Overall processing flow of the proposed algorithm

Implemented hardware architecture
















Experimental results and comparisons
The proposed hardware architecture for the tone mapping algorithm was modelled in Verilog HDL and synthesised using Altera Quartus II 13.1 toolset. An Altera Cyclone III FPGA (EP3C120F780) development kit was our targeted platform. Figs. 3 and 4 show images tone mapped with different algorithms. As we can notice, the tone mapped image of our proposed algorithm is globally brighter and many details are visible when compared with other works. To assess the image quality of our tone mapped images, we have used the tone mapped image quality index (TMQI) [9]. The TMQI combines a multi-scale structural fidelity measure and a measure of image naturalness and provides a single quality score of an entire image. The TMQI measurements of images in Figs. 3 and 4 are shown in Table 1. The high quality score of our algorithm suggests that it can produce images that satisfy good quality criteria. Our hardware implementation was designed for minimising hardware resources and real-time processing. The synthesised working clock frequency of our hardware implementation is 100 MHz. Since our algorithm works in pixel-by-pixel fashion, this means that our implementation can process 100 Mega-pixels in 1 ms. The logic utilisation of our hardware implementation on a cyclone III FPGA (119 K logic elements) is only 11%. To evaluate the hardware implementation efficiency, we compare our work with four other similar works. The results are shown in Table 2. Hassan and Carletta [7] reported an FPGA implementation of a local tone mapping algorithm. This design can achieve a processing speed of 60 frames per second (FPS); however, the implementation requires a large number of hardware resources. Vytla et al. [6] have implemented the gradient domain WDR compression algorithm; their design requires a fewer logic resource, but it employs 88 DSP blocks for the computation. Recently, Ambalathankandy et al. [5] have implemented a global-local tone mapping method; this work also requires more logical and memory resources than our implementation. The implementation of Shahnovich et al. [4] use less logic resource, but it can only carry out simple logarithmic compression.
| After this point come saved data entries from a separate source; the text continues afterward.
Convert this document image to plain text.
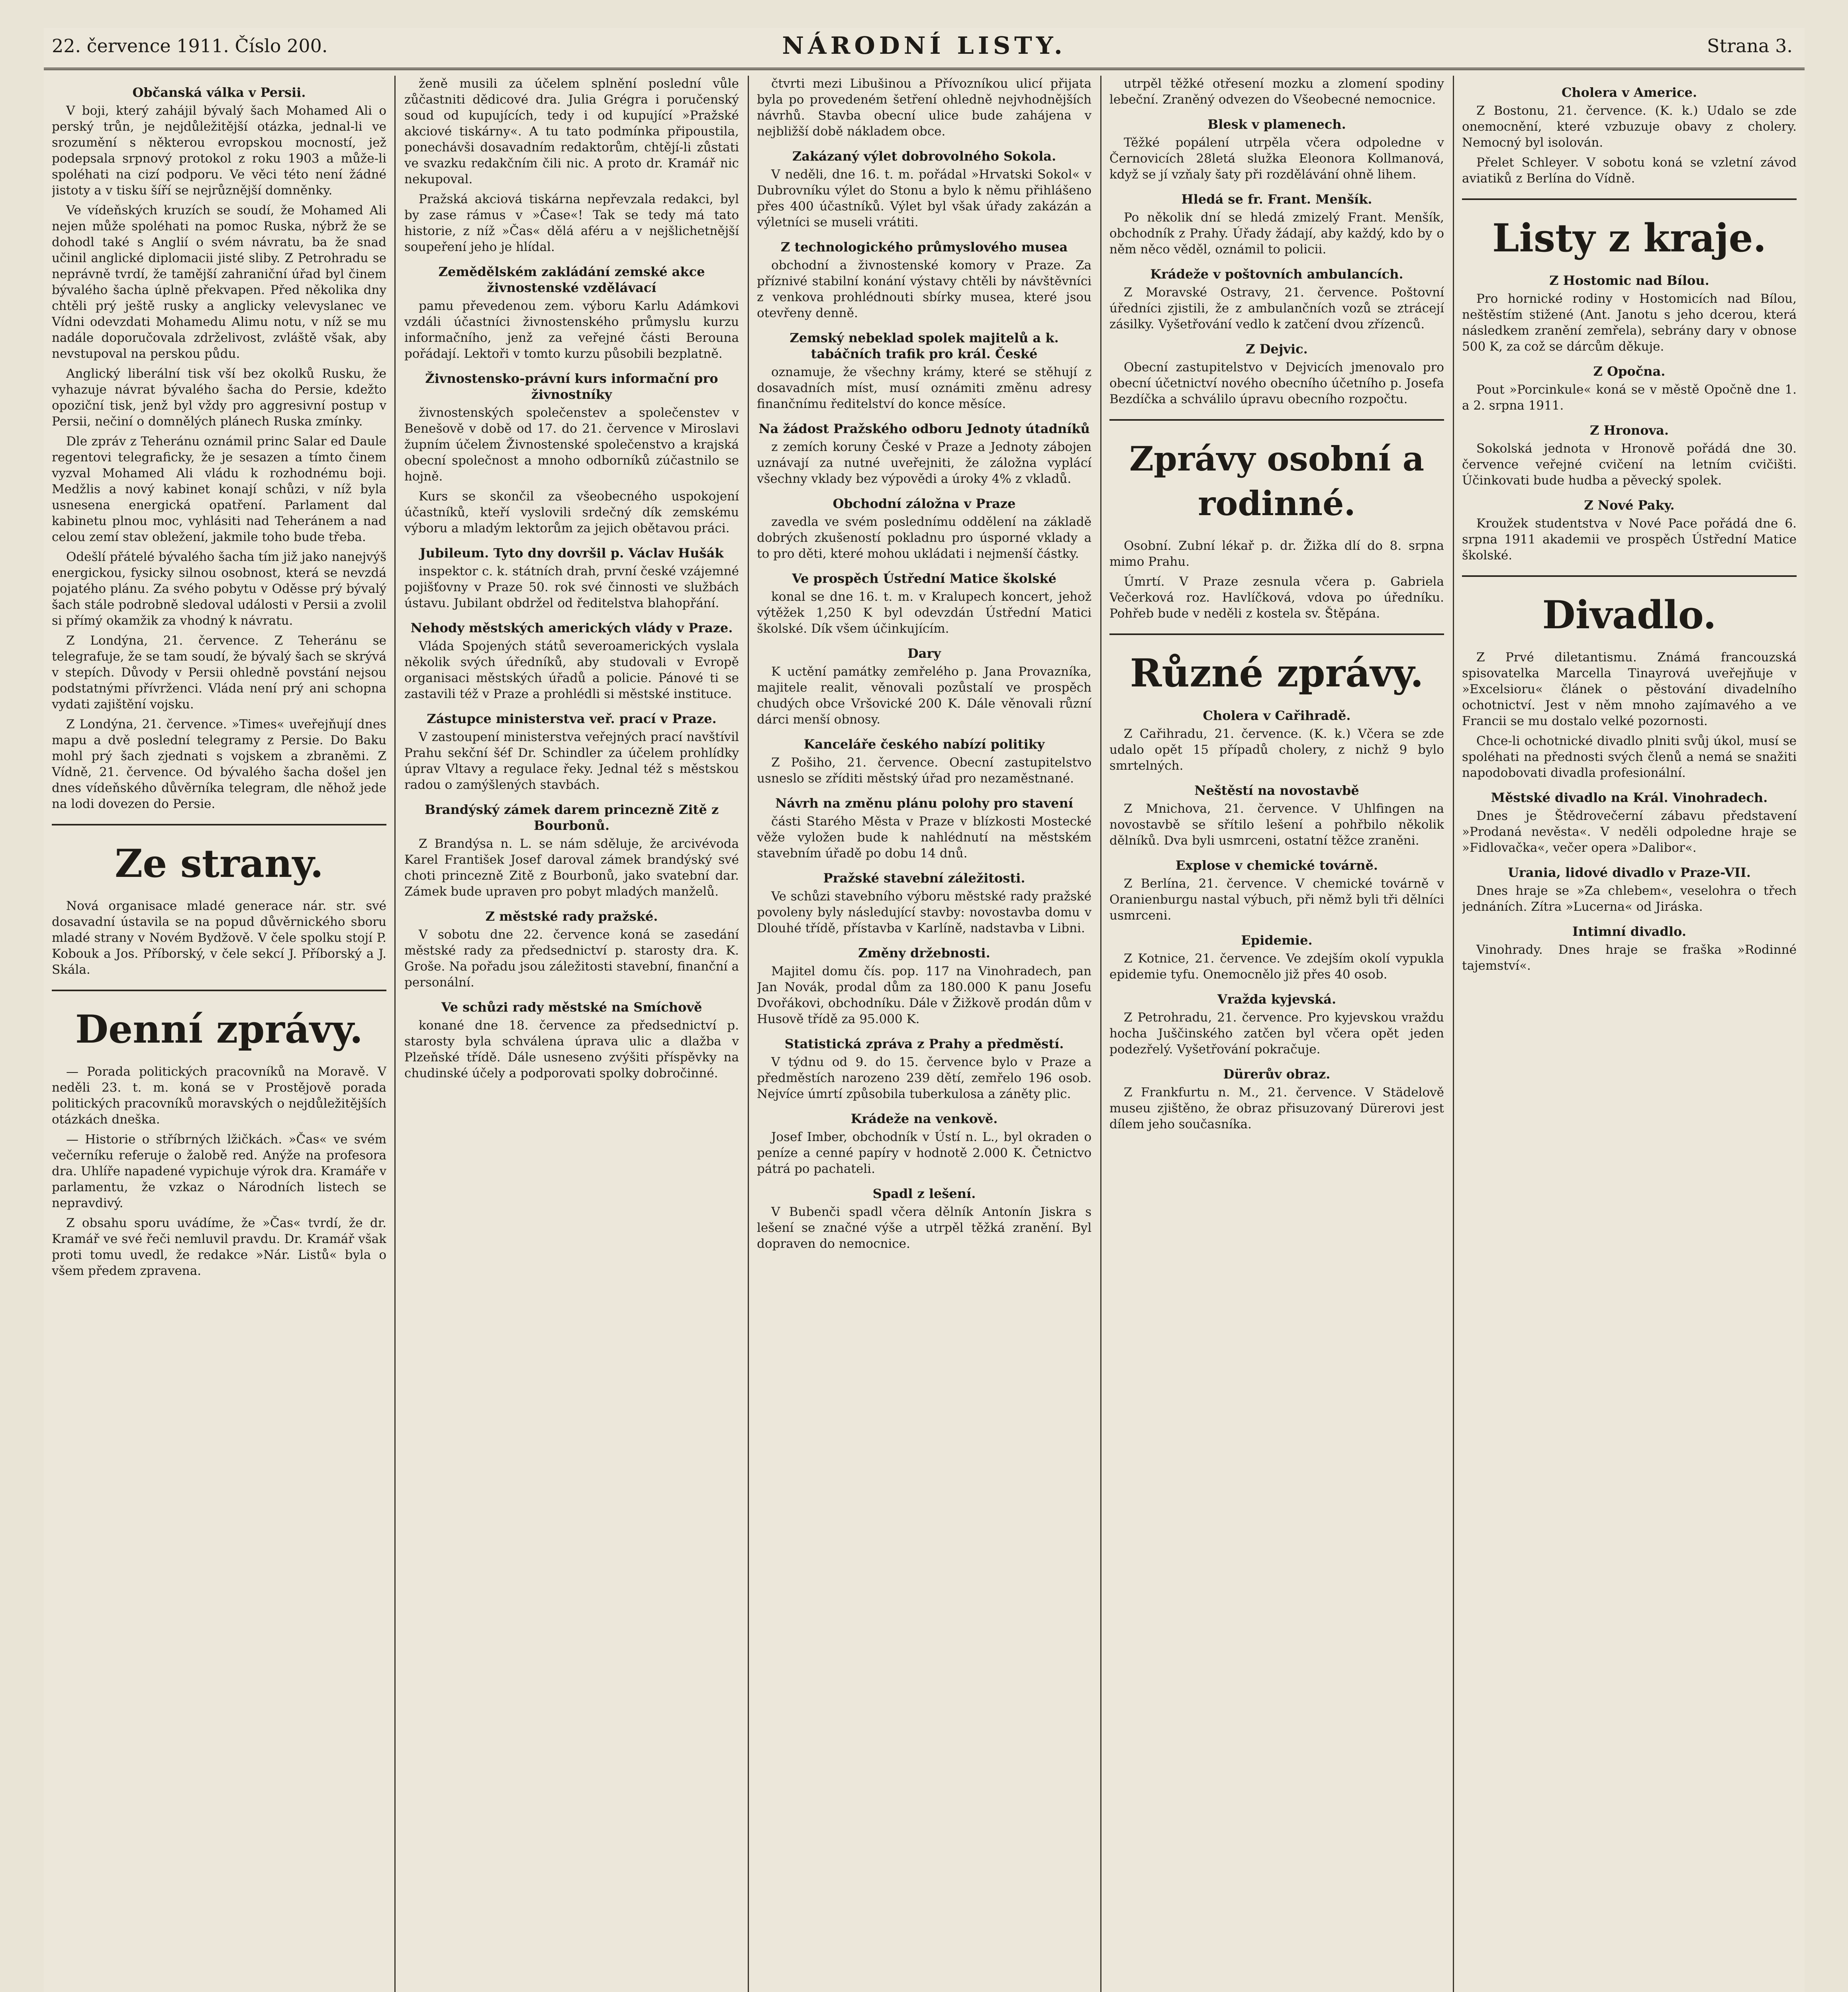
22. července 1911. Číslo 200.	NÁRODNÍ LISTY.	Strana 3.
Občanská válka v Persii.

V boji, který zahájil bývalý šach Mohamed Ali o perský trůn, je nejdůležitější otázka, jednal-li ve srozumění s některou evropskou mocností, jež podepsala srpnový protokol z roku 1903 a může-li spoléhati na cizí podporu. Ve věci této není žádné jistoty a v tisku šíří se nejrůznější domněnky.

Ve vídeňských kruzích se soudí, že Mohamed Ali nejen může spoléhati na pomoc Ruska, nýbrž že se dohodl také s Anglií o svém návratu, ba že snad učinil anglické diplomacii jisté sliby. Z Petrohradu se neprávně tvrdí, že tamější zahraniční úřad byl činem bývalého šacha úplně překvapen. Před několika dny chtěli prý ještě rusky a anglicky velevyslanec ve Vídni odevzdati Mohamedu Alimu notu, v níž se mu nadále doporučovala zdrželivost, zvláště však, aby nevstupoval na perskou půdu.

Anglický liberální tisk vší bez okolků Rusku, že vyhazuje návrat bývalého šacha do Persie, kdežto opoziční tisk, jenž byl vždy pro aggresivní postup v Persii, nečiní o domnělých plánech Ruska zmínky.

Dle zpráv z Teheránu oznámil princ Salar ed Daule regentovi telegraficky, že je sesazen a tímto činem vyzval Mohamed Ali vládu k rozhodnému boji. Medžlis a nový kabinet konají schůzi, v níž byla usnesena energická opatření. Parlament dal kabinetu plnou moc, vyhlásiti nad Teheránem a nad celou zemí stav obležení, jakmile toho bude třeba.

Odešlí přátelé bývalého šacha tím již jako nanejvýš energickou, fysicky silnou osobnost, která se nevzdá pojatého plánu. Za svého pobytu v Oděsse prý bývalý šach stále podrobně sledoval události v Persii a zvolil si přímý okamžik za vhodný k návratu.

Z Londýna, 21. července. Z Teheránu se telegrafuje, že se tam soudí, že bývalý šach se skrývá v stepích. Důvody v Persii ohledně povstání nejsou podstatnými přívrženci. Vláda není prý ani schopna vydati zajištění vojsku.

Z Londýna, 21. července. »Times« uveřejňují dnes mapu a dvě poslední telegramy z Persie. Do Baku mohl prý šach zjednati s vojskem a zbraněmi. Z Vídně, 21. července. Od bývalého šacha došel jen dnes vídeňského důvěrníka telegram, dle něhož jede na lodi dovezen do Persie.

Ze strany.

Nová organisace mladé generace nár. str. své dosavadní ústavila se na popud důvěrnického sboru mladé strany v Novém Bydžově. V čele spolku stojí P. Kobouk a Jos. Příborský, v čele sekcí J. Příborský a J. Skála.

Denní zprávy.

— Porada politických pracovníků na Moravě. V neděli 23. t. m. koná se v Prostějově porada politických pracovníků moravských o nejdůležitějších otázkách dneška.

— Historie o stříbrných lžičkách. »Čas« ve svém večerníku referuje o žalobě red. Anýže na profesora dra. Uhlíře napadené vypichuje výrok dra. Kramáře v parlamentu, že vzkaz o Národních listech se nepravdivý.

Z obsahu sporu uvádíme, že »Čas« tvrdí, že dr. Kramář ve své řeči nemluvil pravdu. Dr. Kramář však proti tomu uvedl, že redakce »Nár. Listů« byla o všem předem zpravena.

ženě musili za účelem splnění poslední vůle zůčastniti dědicové dra. Julia Grégra i poručenský soud od kupujících, tedy i od kupující »Pražské akciové tiskárny«. A tu tato podmínka připoustila, ponechávši dosavadním redaktorům, chtějí-li zůstati ve svazku redakčním čili nic. A proto dr. Kramář nic nekupoval.

Pražská akciová tiskárna nepřevzala redakci, byl by zase rámus v »Čase«! Tak se tedy má tato historie, z níž »Čas« dělá aféru a v nejšlichetnější soupeření jeho je hlídal.

Zemědělském zakládání zemské akce živnostenské vzdělávací

pamu převedenou zem. výboru Karlu Adámkovi vzdáli účastníci živnostenského průmyslu kurzu informačního, jenž za veřejné části Berouna pořádají. Lektoři v tomto kurzu působili bezplatně.

Živnostensko-právní kurs informační pro živnostníky

živnostenských společenstev a společenstev v Benešově v době od 17. do 21. července v Miroslavi župním účelem Živnostenské společenstvo a krajská obecní společnost a mnoho odborníků zúčastnilo se hojně.

Kurs se skončil za všeobecného uspokojení účastníků, kteří vyslovili srdečný dík zemskému výboru a mladým lektorům za jejich obětavou práci.

Jubileum. Tyto dny dovršil p. Václav Hušák

inspektor c. k. státních drah, první české vzájemné pojišťovny v Praze 50. rok své činnosti ve službách ústavu. Jubilant obdržel od ředitelstva blahopřání.

Nehody městských amerických vlády v Praze.

Vláda Spojených států severoamerických vyslala několik svých úředníků, aby studovali v Evropě organisaci městských úřadů a policie. Pánové ti se zastavili též v Praze a prohlédli si městské instituce.

Zástupce ministerstva veř. prací v Praze.

V zastoupení ministerstva veřejných prací navštívil Prahu sekční šéf Dr. Schindler za účelem prohlídky úprav Vltavy a regulace řeky. Jednal též s městskou radou o zamýšlených stavbách.

Brandýský zámek darem princezně Zitě z Bourbonů.

Z Brandýsa n. L. se nám sděluje, že arcivévoda Karel František Josef daroval zámek brandýský své choti princezně Zitě z Bourbonů, jako svatební dar. Zámek bude upraven pro pobyt mladých manželů.

Z městské rady pražské.

V sobotu dne 22. července koná se zasedání městské rady za předsednictví p. starosty dra. K. Groše. Na pořadu jsou záležitosti stavební, finanční a personální.

Ve schůzi rady městské na Smíchově

konané dne 18. července za předsednictví p. starosty byla schválena úprava ulic a dlažba v Plzeňské třídě. Dále usneseno zvýšiti příspěvky na chudinské účely a podporovati spolky dobročinné.

čtvrti mezi Libušinou a Přívozníkou ulicí přijata byla po provedeném šetření ohledně nejvhodnějších návrhů. Stavba obecní ulice bude zahájena v nejbližší době nákladem obce.

Zakázaný výlet dobrovolného Sokola.

V neděli, dne 16. t. m. pořádal »Hrvatski Sokol« v Dubrovníku výlet do Stonu a bylo k němu přihlášeno přes 400 účastníků. Výlet byl však úřady zakázán a výletníci se museli vrátiti.

Z technologického průmyslového musea

obchodní a živnostenské komory v Praze. Za příznivé stabilní konání výstavy chtěli by návštěvníci z venkova prohlédnouti sbírky musea, které jsou otevřeny denně.

Zemský nebeklad spolek majitelů a k. tabáčních trafik pro král. České

oznamuje, že všechny krámy, které se stěhují z dosavadních míst, musí oznámiti změnu adresy finančnímu ředitelství do konce měsíce.

Na žádost Pražského odboru Jednoty útadníků

z zemích koruny České v Praze a Jednoty zábojen uznávají za nutné uveřejniti, že záložna vyplácí všechny vklady bez výpovědi a úroky 4% z vkladů.

Obchodní záložna v Praze

zavedla ve svém poslednímu oddělení na základě dobrých zkušeností pokladnu pro úsporné vklady a to pro děti, které mohou ukládati i nejmenší částky.

Ve prospěch Ústřední Matice školské

konal se dne 16. t. m. v Kralupech koncert, jehož výtěžek 1,250 K byl odevzdán Ústřední Matici školské. Dík všem účinkujícím.

Dary

K uctění památky zemřelého p. Jana Provazníka, majitele realit, věnovali pozůstalí ve prospěch chudých obce Vršovické 200 K. Dále věnovali různí dárci menší obnosy.

Kanceláře českého nabízí politiky

Z Pošiho, 21. července. Obecní zastupitelstvo usneslo se zříditi městský úřad pro nezaměstnané.

Návrh na změnu plánu polohy pro stavení

části Starého Města v Praze v blízkosti Mostecké věže vyložen bude k nahlédnutí na městském stavebním úřadě po dobu 14 dnů.

Pražské stavební záležitosti.

Ve schůzi stavebního výboru městské rady pražské povoleny byly následující stavby: novostavba domu v Dlouhé třídě, přístavba v Karlíně, nadstavba v Libni.

Změny držebnosti.

Majitel domu čís. pop. 117 na Vinohradech, pan Jan Novák, prodal dům za 180.000 K panu Josefu Dvořákovi, obchodníku. Dále v Žižkově prodán dům v Husově třídě za 95.000 K.

Statistická zpráva z Prahy a předměstí.

V týdnu od 9. do 15. července bylo v Praze a předměstích narozeno 239 dětí, zemřelo 196 osob. Nejvíce úmrtí způsobila tuberkulosa a záněty plic.

Krádeže na venkově.

Josef Imber, obchodník v Ústí n. L., byl okraden o peníze a cenné papíry v hodnotě 2.000 K. Četnictvo pátrá po pachateli.

Spadl z lešení.

V Bubenči spadl včera dělník Antonín Jiskra s lešení se značné výše a utrpěl těžká zranění. Byl dopraven do nemocnice.

utrpěl těžké otřesení mozku a zlomení spodiny lebeční. Zraněný odvezen do Všeobecné nemocnice.

Blesk v plamenech.

Těžké popálení utrpěla včera odpoledne v Černovicích 28letá služka Eleonora Kollmanová, když se jí vzňaly šaty při rozdělávání ohně lihem.

Hledá se fr. Frant. Menšík.

Po několik dní se hledá zmizelý Frant. Menšík, obchodník z Prahy. Úřady žádají, aby každý, kdo by o něm něco věděl, oznámil to policii.

Krádeže v poštovních ambulancích.

Z Moravské Ostravy, 21. července. Poštovní úředníci zjistili, že z ambulančních vozů se ztrácejí zásilky. Vyšetřování vedlo k zatčení dvou zřízenců.

Z Dejvic.

Obecní zastupitelstvo v Dejvicích jmenovalo pro obecní účetnictví nového obecního účetního p. Josefa Bezdíčka a schválilo úpravu obecního rozpočtu.

Zprávy osobní a rodinné.

Osobní. Zubní lékař p. dr. Žižka dlí do 8. srpna mimo Prahu.

Úmrtí. V Praze zesnula včera p. Gabriela Večerková roz. Havlíčková, vdova po úředníku. Pohřeb bude v neděli z kostela sv. Štěpána.

Různé zprávy.
Cholera v Cařihradě.

Z Cařihradu, 21. července. (K. k.) Včera se zde udalo opět 15 případů cholery, z nichž 9 bylo smrtelných.

Neštěstí na novostavbě

Z Mnichova, 21. července. V Uhlfingen na novostavbě se sřítilo lešení a pohřbilo několik dělníků. Dva byli usmrceni, ostatní těžce zraněni.

Explose v chemické továrně.

Z Berlína, 21. července. V chemické továrně v Oranienburgu nastal výbuch, při němž byli tři dělníci usmrceni.

Epidemie.

Z Kotnice, 21. července. Ve zdejším okolí vypukla epidemie tyfu. Onemocnělo již přes 40 osob.

Vražda kyjevská.

Z Petrohradu, 21. července. Pro kyjevskou vraždu hocha Juščinského zatčen byl včera opět jeden podezřelý. Vyšetřování pokračuje.

Dürerův obraz.

Z Frankfurtu n. M., 21. července. V Städelově museu zjištěno, že obraz přisuzovaný Dürerovi jest dílem jeho současníka.

Cholera v Americe.

Z Bostonu, 21. července. (K. k.) Udalo se zde onemocnění, které vzbuzuje obavy z cholery. Nemocný byl isolován.

Přelet Schleyer. V sobotu koná se vzletní závod aviatiků z Berlína do Vídně.

Listy z kraje.
Z Hostomic nad Bílou.

Pro hornické rodiny v Hostomicích nad Bílou, neštěstím stižené (Ant. Janotu s jeho dcerou, která následkem zranění zemřela), sebrány dary v obnose 500 K, za což se dárcům děkuje.

Z Opočna.

Pout »Porcinkule« koná se v městě Opočně dne 1. a 2. srpna 1911.

Z Hronova.

Sokolská jednota v Hronově pořádá dne 30. července veřejné cvičení na letním cvičišti. Účinkovati bude hudba a pěvecký spolek.

Z Nové Paky.

Kroužek studentstva v Nové Pace pořádá dne 6. srpna 1911 akademii ve prospěch Ústřední Matice školské.

Divadlo.

Z Prvé diletantismu. Známá francouzská spisovatelka Marcella Tinayrová uveřejňuje v »Excelsioru« článek o pěstování divadelního ochotnictví. Jest v něm mnoho zajímavého a ve Francii se mu dostalo velké pozornosti.

Chce-li ochotnické divadlo plniti svůj úkol, musí se spoléhati na přednosti svých členů a nemá se snažiti napodobovati divadla profesionální.

Městské divadlo na Král. Vinohradech.

Dnes je Štědrovečerní zábavu představení »Prodaná nevěsta«. V neděli odpoledne hraje se »Fidlovačka«, večer opera »Dalibor«.

Urania, lidové divadlo v Praze-VII.

Dnes hraje se »Za chlebem«, veselohra o třech jednáních. Zítra »Lucerna« od Jiráska.

Intimní divadlo.

Vinohrady. Dnes hraje se fraška »Rodinné tajemství«.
Works | Image size | FPS | Logic elements | Memory (bits) |
---|---|---|---|---|
Hassan and Carletta [7] | 1024 × 768 | 60 | 34,806 | 3,153,048 |
Vytla et al. [6] | 1 Megapixel | 100 | 9019 + 88 DSP | 307,200 |
Ambalathankandy et al. [5] | 1024 × 768 | 126 | 93,989 | 87,176 |
Shahnovich et al. [4] | 1024 × 768 | 126 | 4020 | 270,336 |
This work | 1024 × 768 | 126 | 13,216 | 77,408 |
Conclusion
This Letter introduces a novel WDR image tone mapping algorithm with a hardware implementation. The algorithm can compress WDR images in a pixel-by-pixel fashion with different compression levels based on local pixel statistics. The hardware implementation is resource-efficient and can achieve real-time processing speed. Some experimental results obtained have shown the good performance of the proposed algorithm, and comparisons with some other hardware works have shown that our implementation is hardware-efficient.
Acknowledgment
This work was supported by the Alberta Innovates Technology Futures (AITF) and Natural Sciences and Engineering Research Council of Canada (NSERC).